Install Inference Server¶
Choose the installation method that matches your platform:
The preferred way to use Inference is via Docker (see Why Docker). This works on Linux, macOS, Jetson, and other Docker-capable devices.
Install Docker (and NVIDIA Container Toolkit for GPU acceleration if you have a CUDA-enabled GPU). Then install and run inference-cli :
pip install inference-cli && inference server start
This automatically chooses and configures the optimal container for your machine.
The --dev flag starts a companion Jupyter notebook server with a quickstart guide on
localhost:9002:
inference server start --dev
Download and run the installer to get an Inference Server on Windows — no Docker required.
- Download the latest installer and run it
- When the install finishes, it will offer to launch the Inference Server
- To stop the server, close the terminal window it opens
- To start it again later, find Roboflow Inference in your Start Menu
Download the native app to get an Inference Server on macOS — no Docker required.
- Download the DMG and open it
- Drag the Roboflow Inference app to your Applications folder
- Double-click the app in Applications to start the server
Device-specific documentation¶
Special installation notes and performance tips by device are available. Browse the navigation on the left for detailed install guides:
Using Your New Server¶
Once you have Inference server running, you can access it via its API or using the Python Inference SDK.
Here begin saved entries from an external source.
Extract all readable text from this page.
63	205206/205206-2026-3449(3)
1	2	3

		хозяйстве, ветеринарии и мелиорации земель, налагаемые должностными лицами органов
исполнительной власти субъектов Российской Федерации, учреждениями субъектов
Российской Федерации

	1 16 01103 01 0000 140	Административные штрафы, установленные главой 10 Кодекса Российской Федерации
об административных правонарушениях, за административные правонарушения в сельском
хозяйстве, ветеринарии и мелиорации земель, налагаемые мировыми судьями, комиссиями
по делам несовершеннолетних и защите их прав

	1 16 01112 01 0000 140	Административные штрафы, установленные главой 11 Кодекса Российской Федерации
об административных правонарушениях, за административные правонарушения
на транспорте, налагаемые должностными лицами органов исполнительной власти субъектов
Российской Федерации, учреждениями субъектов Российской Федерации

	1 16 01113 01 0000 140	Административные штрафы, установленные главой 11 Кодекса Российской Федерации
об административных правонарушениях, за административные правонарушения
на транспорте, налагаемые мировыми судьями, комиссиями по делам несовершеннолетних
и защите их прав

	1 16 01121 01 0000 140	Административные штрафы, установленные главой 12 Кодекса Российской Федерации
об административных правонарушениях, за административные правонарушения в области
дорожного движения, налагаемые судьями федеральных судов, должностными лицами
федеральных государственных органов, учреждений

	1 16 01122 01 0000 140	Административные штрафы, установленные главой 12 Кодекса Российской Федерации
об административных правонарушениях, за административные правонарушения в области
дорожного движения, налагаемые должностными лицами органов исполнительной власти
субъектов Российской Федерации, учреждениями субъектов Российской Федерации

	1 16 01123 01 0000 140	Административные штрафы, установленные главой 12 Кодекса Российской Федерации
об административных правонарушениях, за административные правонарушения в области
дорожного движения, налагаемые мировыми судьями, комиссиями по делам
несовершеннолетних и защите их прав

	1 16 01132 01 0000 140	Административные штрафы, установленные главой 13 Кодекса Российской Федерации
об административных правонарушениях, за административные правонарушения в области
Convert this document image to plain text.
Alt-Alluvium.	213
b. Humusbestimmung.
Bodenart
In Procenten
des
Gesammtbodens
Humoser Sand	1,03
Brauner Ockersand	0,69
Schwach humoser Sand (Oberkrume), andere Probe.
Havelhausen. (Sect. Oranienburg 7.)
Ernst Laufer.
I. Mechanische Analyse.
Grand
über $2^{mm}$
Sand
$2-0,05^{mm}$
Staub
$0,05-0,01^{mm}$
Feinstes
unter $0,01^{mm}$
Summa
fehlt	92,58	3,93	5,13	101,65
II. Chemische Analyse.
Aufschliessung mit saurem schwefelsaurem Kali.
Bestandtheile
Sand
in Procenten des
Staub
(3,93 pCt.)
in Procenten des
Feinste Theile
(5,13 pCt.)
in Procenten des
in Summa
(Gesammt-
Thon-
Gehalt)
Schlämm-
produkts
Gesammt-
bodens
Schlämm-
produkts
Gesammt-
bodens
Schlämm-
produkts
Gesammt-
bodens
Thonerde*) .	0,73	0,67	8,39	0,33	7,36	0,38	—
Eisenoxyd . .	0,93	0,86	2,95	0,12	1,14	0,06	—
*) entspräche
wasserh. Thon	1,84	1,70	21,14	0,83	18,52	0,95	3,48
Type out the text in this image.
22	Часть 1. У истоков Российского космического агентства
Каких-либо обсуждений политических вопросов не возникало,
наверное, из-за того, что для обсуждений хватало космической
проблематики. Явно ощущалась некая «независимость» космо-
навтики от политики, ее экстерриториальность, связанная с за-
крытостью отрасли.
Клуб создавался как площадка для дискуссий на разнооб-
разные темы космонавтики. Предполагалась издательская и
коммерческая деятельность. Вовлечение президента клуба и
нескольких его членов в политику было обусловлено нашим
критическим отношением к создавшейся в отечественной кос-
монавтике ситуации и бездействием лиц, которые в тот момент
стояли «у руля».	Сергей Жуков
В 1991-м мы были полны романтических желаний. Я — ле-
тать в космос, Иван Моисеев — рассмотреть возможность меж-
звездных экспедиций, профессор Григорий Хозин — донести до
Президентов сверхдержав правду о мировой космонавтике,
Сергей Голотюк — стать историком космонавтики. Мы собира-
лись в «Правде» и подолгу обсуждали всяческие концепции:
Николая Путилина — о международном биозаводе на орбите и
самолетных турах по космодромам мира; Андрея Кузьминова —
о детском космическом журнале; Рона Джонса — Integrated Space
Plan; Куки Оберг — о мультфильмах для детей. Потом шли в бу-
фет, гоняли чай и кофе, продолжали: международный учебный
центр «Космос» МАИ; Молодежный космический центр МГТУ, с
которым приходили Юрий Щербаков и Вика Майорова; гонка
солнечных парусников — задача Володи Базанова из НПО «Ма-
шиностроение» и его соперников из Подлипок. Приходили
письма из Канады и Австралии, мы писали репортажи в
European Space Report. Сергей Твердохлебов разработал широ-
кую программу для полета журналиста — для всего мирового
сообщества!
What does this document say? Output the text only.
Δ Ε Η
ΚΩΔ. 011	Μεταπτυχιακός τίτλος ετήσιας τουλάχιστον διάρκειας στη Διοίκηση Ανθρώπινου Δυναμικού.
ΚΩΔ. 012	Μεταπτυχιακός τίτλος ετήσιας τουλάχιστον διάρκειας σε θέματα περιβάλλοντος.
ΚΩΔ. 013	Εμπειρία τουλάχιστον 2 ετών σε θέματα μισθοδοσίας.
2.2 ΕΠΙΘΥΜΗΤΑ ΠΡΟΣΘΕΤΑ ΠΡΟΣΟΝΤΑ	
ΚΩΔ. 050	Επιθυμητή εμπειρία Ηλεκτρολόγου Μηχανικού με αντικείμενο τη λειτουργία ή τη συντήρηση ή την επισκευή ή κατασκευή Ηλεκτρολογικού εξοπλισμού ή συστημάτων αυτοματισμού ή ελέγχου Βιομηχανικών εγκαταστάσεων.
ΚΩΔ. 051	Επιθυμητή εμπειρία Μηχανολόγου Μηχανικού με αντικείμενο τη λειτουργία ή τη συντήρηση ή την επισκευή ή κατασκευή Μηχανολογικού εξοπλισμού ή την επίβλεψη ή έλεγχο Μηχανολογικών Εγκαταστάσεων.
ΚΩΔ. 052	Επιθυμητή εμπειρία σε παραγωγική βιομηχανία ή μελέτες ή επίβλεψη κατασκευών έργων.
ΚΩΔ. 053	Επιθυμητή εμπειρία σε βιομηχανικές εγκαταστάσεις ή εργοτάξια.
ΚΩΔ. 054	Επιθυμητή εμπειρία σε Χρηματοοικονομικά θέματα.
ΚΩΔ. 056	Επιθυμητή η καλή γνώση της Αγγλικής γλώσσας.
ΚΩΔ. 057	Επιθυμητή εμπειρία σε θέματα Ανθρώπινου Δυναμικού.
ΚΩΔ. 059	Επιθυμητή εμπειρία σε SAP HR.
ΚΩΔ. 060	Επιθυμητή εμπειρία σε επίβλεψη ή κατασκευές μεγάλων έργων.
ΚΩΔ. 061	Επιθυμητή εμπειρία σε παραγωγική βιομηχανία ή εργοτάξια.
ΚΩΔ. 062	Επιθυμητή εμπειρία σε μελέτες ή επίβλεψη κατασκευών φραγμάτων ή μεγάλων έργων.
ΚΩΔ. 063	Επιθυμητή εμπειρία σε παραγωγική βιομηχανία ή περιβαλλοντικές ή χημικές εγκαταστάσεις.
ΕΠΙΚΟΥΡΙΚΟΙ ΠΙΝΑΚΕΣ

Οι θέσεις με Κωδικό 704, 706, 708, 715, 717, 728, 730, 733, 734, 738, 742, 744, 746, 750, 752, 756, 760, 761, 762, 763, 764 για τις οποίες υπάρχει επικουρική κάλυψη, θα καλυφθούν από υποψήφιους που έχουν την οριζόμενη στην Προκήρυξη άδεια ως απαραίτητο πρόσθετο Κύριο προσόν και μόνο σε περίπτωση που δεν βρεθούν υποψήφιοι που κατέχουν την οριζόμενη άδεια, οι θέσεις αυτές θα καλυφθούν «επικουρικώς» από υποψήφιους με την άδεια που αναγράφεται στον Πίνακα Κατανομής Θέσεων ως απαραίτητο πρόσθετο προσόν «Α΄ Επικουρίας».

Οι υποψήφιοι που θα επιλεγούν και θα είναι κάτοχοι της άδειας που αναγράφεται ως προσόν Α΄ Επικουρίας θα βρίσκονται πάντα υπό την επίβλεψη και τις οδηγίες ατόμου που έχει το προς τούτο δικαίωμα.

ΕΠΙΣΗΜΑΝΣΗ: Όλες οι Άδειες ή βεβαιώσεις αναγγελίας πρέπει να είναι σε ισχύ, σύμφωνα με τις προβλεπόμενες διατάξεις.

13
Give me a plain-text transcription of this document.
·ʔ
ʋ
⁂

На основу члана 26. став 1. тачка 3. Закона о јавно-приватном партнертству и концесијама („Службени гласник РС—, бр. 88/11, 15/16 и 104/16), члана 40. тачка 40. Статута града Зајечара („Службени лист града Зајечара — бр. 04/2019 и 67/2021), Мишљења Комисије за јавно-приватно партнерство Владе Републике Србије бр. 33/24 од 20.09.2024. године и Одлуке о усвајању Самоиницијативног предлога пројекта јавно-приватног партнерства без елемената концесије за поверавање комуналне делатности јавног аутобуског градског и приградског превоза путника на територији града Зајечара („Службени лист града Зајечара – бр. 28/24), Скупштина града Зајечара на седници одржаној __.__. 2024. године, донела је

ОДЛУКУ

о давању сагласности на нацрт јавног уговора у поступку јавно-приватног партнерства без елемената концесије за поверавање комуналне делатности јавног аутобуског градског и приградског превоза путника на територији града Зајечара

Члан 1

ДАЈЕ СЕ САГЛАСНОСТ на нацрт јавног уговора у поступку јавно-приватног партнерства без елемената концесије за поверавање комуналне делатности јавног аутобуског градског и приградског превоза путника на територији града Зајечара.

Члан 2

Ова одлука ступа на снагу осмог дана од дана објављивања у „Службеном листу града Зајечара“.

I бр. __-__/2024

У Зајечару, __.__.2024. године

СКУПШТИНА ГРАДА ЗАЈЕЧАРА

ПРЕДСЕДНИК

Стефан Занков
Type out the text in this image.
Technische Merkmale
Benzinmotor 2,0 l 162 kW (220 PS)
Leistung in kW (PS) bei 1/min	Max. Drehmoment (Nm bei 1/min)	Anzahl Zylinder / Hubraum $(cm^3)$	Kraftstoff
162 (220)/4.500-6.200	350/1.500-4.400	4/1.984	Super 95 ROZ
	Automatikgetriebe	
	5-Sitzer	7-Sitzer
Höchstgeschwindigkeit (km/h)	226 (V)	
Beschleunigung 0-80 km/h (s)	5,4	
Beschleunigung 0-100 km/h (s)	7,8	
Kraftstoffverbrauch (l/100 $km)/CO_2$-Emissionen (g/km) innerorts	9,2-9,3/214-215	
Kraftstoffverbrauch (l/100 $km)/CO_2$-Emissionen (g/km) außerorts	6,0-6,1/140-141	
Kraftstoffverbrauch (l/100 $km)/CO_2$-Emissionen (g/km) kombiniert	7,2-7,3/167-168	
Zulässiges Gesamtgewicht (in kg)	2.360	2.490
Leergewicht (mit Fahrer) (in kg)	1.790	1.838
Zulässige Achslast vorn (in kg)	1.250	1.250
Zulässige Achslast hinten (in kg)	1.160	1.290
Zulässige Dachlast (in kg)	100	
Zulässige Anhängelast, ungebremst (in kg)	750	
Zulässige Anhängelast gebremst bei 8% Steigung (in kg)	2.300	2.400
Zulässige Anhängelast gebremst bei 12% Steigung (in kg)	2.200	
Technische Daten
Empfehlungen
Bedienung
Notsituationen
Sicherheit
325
Install the Python Inference SDK
pip install inference-sdk
Run an example model comparison Workflow on an Inference Server running on your local machine:
from inference_sdk import InferenceHTTPClient
client = InferenceHTTPClient(
api_url="http://localhost:9001", # use local inference server
# api_key="<YOUR API KEY>" # optional to access your private data and models
)
result = client.run_workflow(
workspace_name="roboflow-docs",
workflow_id="model-comparison",
images={
"image": "https://media.roboflow.com/workflows/examples/bleachers.jpg"
},
parameters={
"model1": "rfdetr-small",
"model2": "rfdetr-medium"
}
)
print(result)
From a JavaScript app, hit your new server with an HTTP request.
const response = await fetch('http://localhost:9001/infer/workflows/roboflow-docs/model-comparison', {
method: 'POST',
headers: {
'Content-Type': 'application/json'
},
body: JSON.stringify({
// api_key: "<YOUR API KEY>" // optional to access your private data and models
inputs: {
"image": {
"type": "url",
"value": "https://media.roboflow.com/workflows/examples/bleachers.jpg"
},
"model1": "rfdetr-small",
"model2": "rfdetr-medium"
}
})
});
const result = await response.json();
console.log(result);
Warning
Be careful not to expose your API Key to external users (in other words: don't use this snippet in a public-facing front-end app).
Using the server's API you can access it from any other client application. From the command line using cURL:
curl -X POST "http://localhost:9001/infer/workflows/roboflow-docs/model-comparison" \
-H "Content-Type: application/json" \
-d '{
"api_key": "<YOUR API KEY -- REMOVE THIS LINE IF NOT FILLING>",
"inputs": {
"image": {
"type": "url",
"value": "https://media.roboflow.com/workflows/examples/bleachers.jpg"
},
"model1": "rfdetr-small",
"model2": "rfdetr-medium"
}
}'
Tip: AI Coding agents are really good at converting snippets like this into other languages.